Assassinat d'un étudiant au Burkina en 1990: des peines de 7 ans à la perpétuité requises

AFRICA RADIO

21 septembre 2022 à 23h06 par AFP

Le parquet du tribunal de grande instance de Ouagadougou a requis mercredi des peines allant de sept ans de prison ferme à la perpétuité contre les trois accusés dans le procès de l'assassinat en 1990 du leader syndical étudiant Boukary Dabo.

Leader de l'Association nationale des étudiants burkinabè dans les années 1990, à la pointe des manifestations contre le président d'alors, Blaise Compaoré, Boukary Dabo, étudiant en 7e année de médecine, avait été enlevé le 19 mai 1990 par des hommes armés.
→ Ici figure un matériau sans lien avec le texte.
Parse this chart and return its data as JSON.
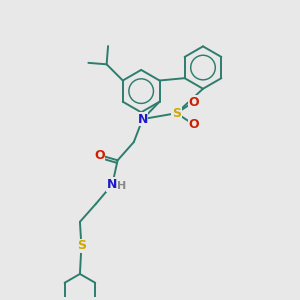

Il avait ensuite été conduit dans les locaux du Conseil de l'Entente, premier camp de l'ex-régiment de sécurité présidentielle, où il a été torturé à mort, puis inhumé à Pô, à 150 km de la capitale. Le parquet a demandé mercredi soir que Gilbert Diendéré soit reconnu coupable de "séquestration aggravée" et qu'il soit condamné à sept ans de prison ferme. D'autres charges comme "complicité de coup et blessures ayant entraîné la mort" et "recel de cadavre" ont été abandonnées. Gilbert Diendéré est déjà condamné à perpétuité pour son rôle dans l'assassinat de l'ex-président Thomas Sankara et de douze de ses compagnons, en 1987, dans un putsch qui a porté au pouvoir Blaise Compaoré. Dix ans de prison ont également été requis contre le colonel Mamadou Bamba, accusé de "complicité d'arrestation illégale et de séquestration" pour avoir indiqué à l'époque aux soldats quels étudiants devaient être arrêtés après une manifestation. Enfin, la prison à vie a été requise contre le sergent Victor Magloire Yougbare, absent du procès et jugé par contumace, pour avoir conduit le véhicule transportant le corps de l'étudiant. "Il y a beaucoup de choses que la procédure de ce dossier a occultées. Il n'y aura pas de vérité dans ce dossier", a réagi Me Mamadou Sombié, avocat du colonel Bamba. Lors de sa déposition à la barre le général Diendéré avait de son côté indiqué que l'ordre "d'enlever les étudiants" était venu du cabinet de la Présidence. Il assure avoir seulement été "informé du décès de l'étudiant dont il ignorait l'arrestation". Après une procédure ouverte en 2000, il a fallu attendre la chute du régime de Blaise Compaoré, renversé par la rue fin 2014, pour voir les premières inculpations dans ce dossier, prononcées en janvier 2017. En 2017, la justice avait annoncé avoir localisé la tombe présumée de Boukary Dabo à Pô, une ville abritant le centre d'entraînement commando où étaient formés les hommes de l'ex-garde prétorienne du président Compaoré. Le verdict est attendu dans la nuit de mercredi à jeudi.